Horror protagonista in questo fine settimana al cinema con L’esorcista – Il credente. Ma le alternative non mancano, fra commedie, film d’animazione e titoli che magari hanno distribuzione limitata, ma che potrebbero rivelarsi positive sorprese per i cinefili.
L’esorcista – Il credente di David Gordon Green è il sesto capitolo della saga ed è il sequel diretto del film capostipite del 1973. La storia racconta di due bambine che si perdono nel bosco e che riappaiono dopo tre giorni, senza memoria di quanto accaduto. L’episodio sarà il prologo ad una serie di oscuri eventi, fino all’incontro con Chris MacNeil, la donna che 50 anni prima ha vissuto un’esperienza del tutto simile.
Volevo un figlio maschio di Neri Parenti è una commedia che ha per protagonista un uomo che ha solo figlie femmine. Un giorno, grazie ad una magia, l’uomo si ritrova con quattro figli maschi. L’attore principale è Enrico Brignano, nel cast c’è anche Giulia Bevilacqua.
Nata per te di Fabio Mollo è ispirato ad una storia vera, quella di un uomo omosessuale che decide di adottare una bambina down abbandonata in ospedale. Fra gli attori segnaliamo Barbora Bobulova, Antonia Truppo e Iaia Forte.

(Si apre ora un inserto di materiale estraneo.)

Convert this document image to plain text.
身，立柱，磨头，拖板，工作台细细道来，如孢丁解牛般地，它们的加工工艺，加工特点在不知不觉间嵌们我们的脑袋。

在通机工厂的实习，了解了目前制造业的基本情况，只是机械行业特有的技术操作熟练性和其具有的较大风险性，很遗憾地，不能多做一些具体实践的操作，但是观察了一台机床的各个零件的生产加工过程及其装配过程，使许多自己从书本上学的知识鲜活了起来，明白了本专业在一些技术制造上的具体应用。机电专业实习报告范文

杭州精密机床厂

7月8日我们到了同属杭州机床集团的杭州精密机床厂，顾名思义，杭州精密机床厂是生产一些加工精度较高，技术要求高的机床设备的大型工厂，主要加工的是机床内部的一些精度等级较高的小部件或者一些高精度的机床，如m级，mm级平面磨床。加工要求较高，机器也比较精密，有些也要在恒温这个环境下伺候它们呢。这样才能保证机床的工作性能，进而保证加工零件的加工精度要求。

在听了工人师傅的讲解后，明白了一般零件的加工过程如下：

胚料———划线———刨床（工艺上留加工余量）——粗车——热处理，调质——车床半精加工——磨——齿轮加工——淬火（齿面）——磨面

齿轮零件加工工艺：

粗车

Arkie e la magia delle luci di Ricard Cussó e Tania Vincent è un film d’animazione che ha per protagonista una dodicenne che si addentra nella foresta alla ricerca del padre, tenuto prigioniero nella Città delle Luci. L’avventuroso viaggio la aiuterà a scoprire le sue origini e la magia che c’è in lei.
L’imprevedibile viaggio di Harold Fry di Hettie MacDonald è forse il film più originale tra le novità del weekend. Racconta la storia di un uomo che decide di percorrere a piedi 800 chilometri, attraversando buona parte dell’Inghilterra, per andare a trovare una vecchia amica ricoverata in ospedale perché gravemente malata. Lungo la strada l’uomo attirerà l’attenzione dei media e molte persone si uniranno a lui nella camminata.
Escono anche (cliccando sui titoli potete vedere i trailer) La moglie di Tchaikovsky di Kirill Serebrennikov, Kafka a Teheran di Ali Asgari e Alireza Khatami, Sick of Myself di Kristoffer Borgli, Phobia di Antonio Abbate e La fortuna è in un altro biscotto di Marco Placanica.